Thinking one step further: the whole point of re-finding the five-fold ministry (particularly the apostolic and prophetic) was to introduce a dynamically balanced leadership model for the church. (Yes, I know, sorry for the unspiritual phrasing – remember that dynamic comes from dunamis = strong wind = Holy Spirit :-)) Many said that there was an overstatement of the shepherding and teaching ministry. Now it seems many are overstating the apostolic and prophetic, thus falling into the same trap of unbalance.
Interestingly, I do not read much on the ministry of the evangelist.
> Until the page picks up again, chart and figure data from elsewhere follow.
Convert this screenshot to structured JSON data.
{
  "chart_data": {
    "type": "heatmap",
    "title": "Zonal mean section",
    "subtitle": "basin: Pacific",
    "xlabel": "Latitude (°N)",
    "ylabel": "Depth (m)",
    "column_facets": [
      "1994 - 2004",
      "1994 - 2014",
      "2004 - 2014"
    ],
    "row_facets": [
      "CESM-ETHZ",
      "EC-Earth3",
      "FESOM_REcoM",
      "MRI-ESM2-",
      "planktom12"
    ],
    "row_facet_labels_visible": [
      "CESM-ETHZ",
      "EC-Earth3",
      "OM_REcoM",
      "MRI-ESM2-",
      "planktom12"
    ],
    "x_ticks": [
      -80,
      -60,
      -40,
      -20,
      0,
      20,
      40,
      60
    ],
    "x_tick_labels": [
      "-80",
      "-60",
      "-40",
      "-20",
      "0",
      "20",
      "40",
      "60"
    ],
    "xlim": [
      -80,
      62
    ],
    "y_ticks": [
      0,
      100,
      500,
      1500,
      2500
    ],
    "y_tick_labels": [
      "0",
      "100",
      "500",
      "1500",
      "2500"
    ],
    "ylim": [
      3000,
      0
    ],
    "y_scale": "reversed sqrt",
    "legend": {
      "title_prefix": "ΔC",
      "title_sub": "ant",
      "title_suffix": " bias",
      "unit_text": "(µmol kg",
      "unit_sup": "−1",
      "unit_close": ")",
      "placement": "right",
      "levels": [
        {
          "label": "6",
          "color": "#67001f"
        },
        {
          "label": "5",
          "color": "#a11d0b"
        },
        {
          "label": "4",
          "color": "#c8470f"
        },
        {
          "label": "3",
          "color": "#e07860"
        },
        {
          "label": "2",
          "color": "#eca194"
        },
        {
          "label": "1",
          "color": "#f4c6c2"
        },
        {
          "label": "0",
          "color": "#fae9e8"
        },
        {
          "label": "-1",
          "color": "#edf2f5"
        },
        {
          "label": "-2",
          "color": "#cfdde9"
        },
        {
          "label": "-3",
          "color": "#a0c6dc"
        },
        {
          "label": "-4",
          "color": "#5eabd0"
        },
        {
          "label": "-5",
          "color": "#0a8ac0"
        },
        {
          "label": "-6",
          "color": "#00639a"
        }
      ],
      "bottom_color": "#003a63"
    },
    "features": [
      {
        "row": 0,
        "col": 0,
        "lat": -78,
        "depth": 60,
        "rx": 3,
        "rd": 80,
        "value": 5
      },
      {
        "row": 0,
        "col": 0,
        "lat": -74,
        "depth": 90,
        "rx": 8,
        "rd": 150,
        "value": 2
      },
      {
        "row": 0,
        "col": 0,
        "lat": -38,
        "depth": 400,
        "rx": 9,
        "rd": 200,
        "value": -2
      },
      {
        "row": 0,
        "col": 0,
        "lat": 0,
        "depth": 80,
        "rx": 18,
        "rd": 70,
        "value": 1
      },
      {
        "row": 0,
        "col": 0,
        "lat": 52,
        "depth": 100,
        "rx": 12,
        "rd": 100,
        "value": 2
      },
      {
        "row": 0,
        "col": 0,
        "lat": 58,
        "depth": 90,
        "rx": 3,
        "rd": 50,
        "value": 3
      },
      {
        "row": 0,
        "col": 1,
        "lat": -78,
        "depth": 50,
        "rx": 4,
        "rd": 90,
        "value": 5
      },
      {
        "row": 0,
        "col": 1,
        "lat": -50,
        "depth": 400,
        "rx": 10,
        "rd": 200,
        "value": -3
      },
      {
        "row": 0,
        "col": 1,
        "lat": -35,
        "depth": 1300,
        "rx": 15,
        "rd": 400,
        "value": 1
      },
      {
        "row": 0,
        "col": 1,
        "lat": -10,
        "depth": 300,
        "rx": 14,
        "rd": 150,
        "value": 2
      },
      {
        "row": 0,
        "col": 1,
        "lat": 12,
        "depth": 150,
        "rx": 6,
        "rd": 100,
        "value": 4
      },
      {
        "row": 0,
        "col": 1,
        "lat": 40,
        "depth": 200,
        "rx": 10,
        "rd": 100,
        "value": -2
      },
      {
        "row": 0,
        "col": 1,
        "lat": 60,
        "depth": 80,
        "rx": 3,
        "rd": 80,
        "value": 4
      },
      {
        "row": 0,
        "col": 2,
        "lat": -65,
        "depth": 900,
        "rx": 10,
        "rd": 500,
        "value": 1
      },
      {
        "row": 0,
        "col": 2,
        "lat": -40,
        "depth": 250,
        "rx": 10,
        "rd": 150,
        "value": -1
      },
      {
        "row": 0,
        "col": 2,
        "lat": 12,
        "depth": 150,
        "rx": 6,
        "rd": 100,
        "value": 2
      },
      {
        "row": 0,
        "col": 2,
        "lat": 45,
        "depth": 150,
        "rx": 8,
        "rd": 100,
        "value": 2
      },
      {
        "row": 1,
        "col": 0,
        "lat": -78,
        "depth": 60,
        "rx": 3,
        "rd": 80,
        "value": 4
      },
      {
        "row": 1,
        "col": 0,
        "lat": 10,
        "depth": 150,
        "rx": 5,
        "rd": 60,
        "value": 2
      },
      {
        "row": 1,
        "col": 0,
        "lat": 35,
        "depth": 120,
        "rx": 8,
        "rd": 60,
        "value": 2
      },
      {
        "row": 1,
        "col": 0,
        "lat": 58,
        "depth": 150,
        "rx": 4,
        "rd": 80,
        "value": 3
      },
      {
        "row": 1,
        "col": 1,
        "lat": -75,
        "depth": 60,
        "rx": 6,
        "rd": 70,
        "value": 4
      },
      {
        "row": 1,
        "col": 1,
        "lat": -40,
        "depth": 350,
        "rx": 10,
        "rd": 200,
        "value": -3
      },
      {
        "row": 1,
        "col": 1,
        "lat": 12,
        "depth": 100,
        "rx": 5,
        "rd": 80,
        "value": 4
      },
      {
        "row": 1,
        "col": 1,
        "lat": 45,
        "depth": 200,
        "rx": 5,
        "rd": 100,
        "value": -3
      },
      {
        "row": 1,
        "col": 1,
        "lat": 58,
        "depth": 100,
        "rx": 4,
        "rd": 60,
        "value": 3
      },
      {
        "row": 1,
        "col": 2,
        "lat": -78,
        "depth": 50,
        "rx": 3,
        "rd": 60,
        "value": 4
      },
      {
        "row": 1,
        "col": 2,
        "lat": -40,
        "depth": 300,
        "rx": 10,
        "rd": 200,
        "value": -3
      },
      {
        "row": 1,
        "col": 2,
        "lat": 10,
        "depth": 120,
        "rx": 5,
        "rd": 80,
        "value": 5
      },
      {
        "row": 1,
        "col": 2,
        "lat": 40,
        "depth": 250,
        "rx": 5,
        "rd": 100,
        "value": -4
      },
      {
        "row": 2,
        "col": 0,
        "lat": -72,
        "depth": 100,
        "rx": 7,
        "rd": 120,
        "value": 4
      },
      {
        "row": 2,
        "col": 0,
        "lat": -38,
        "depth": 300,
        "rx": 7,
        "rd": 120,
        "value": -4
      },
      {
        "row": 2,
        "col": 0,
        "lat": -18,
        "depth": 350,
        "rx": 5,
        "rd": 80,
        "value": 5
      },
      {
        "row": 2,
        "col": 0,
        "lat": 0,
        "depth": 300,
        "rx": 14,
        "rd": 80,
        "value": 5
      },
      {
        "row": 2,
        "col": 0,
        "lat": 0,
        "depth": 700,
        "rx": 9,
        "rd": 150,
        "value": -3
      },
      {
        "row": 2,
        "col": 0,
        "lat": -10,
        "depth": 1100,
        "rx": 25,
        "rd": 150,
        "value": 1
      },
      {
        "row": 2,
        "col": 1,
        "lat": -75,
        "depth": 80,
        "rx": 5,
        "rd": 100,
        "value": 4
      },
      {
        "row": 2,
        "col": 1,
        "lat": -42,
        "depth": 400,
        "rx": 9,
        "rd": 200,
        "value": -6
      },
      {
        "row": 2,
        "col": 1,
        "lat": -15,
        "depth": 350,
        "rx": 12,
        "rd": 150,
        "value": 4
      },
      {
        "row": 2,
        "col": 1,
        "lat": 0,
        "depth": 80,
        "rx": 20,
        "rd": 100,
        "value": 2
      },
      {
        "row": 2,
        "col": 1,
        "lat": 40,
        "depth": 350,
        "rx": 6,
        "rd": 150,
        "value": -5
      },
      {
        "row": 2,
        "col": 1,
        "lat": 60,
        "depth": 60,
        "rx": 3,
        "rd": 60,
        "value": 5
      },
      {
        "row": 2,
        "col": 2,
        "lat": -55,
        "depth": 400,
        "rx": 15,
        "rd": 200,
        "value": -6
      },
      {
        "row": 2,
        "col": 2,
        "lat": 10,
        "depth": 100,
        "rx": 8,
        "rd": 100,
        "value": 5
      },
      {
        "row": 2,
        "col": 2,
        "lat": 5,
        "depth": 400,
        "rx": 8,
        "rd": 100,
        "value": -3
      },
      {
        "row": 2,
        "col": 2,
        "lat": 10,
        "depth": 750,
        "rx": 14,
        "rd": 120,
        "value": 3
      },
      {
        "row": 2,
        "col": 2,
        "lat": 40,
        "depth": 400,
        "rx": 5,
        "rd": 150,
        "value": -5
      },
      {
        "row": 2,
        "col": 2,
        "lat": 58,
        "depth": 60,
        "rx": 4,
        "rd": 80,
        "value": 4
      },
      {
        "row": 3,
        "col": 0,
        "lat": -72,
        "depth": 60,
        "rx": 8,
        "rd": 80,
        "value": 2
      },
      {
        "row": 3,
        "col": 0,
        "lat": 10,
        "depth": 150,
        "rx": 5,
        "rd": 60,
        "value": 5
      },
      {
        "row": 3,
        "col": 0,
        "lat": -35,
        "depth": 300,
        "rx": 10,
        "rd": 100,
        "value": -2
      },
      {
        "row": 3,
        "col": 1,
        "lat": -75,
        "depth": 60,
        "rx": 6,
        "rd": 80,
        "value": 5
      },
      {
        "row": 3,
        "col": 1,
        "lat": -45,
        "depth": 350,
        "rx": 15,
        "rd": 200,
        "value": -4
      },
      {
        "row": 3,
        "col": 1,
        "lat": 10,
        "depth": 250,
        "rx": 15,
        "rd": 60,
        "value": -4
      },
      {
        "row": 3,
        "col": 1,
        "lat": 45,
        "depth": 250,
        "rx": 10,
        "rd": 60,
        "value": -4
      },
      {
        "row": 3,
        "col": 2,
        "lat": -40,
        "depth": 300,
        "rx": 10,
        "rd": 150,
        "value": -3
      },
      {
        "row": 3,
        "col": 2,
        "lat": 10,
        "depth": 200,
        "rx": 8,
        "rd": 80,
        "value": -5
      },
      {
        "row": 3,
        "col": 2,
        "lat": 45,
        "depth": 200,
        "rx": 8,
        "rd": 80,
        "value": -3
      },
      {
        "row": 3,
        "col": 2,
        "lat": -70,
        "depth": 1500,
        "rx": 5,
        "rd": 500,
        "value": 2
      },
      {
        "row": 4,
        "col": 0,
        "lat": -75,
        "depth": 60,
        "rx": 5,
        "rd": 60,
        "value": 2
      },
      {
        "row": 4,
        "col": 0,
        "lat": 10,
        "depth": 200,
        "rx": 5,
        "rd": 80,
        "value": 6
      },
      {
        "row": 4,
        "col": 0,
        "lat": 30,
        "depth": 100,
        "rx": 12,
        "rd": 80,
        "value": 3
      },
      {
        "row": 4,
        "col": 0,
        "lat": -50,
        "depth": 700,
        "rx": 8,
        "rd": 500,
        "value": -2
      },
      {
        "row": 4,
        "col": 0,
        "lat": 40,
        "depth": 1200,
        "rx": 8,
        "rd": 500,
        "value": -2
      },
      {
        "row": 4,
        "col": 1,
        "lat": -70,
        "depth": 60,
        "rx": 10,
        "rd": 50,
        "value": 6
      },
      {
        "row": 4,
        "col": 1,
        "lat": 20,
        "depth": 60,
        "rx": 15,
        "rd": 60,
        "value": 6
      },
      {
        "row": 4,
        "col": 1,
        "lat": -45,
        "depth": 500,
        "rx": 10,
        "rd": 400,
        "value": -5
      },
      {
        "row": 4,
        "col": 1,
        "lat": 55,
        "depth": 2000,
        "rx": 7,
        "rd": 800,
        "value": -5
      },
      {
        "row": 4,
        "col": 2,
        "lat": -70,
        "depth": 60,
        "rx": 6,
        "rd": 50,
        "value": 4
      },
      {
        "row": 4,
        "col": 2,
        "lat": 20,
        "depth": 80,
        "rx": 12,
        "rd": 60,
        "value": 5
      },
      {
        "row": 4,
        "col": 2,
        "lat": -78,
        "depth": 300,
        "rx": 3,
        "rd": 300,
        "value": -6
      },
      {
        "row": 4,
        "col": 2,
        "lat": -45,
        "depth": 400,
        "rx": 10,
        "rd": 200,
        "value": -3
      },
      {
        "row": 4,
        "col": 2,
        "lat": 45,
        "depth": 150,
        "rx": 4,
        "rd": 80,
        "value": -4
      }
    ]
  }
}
Maybe this ministry has been understated throughout the years, without anyone noticing 🙂

3 gedachten over “Five-fold (2)”

  1. i guess i must agree with you here. altough i am from a charismatic background i feel much the same. a possible explanation could be that many christians never develop to a level in their faith that enables them to take positions in church. what i’m saying is that the few that are prophets and such are possibly forced into leadership because of lack of other well developed christians that could take these positions…
    where do i find episode 1 of the five fold post, your archive is to large ‘om door te spitten’ 🙂

  2. Mark just wrote:

    Many said that there was an overstatement of the shepherding and teaching ministry. Now it seems many are overstating the apostolic and prophetic, thus falling into the same trap of unbalance.

    An excellent summary, indeed. These discussions have been going on in the house church circles for several years and your observation is also applicable there. May God teach us!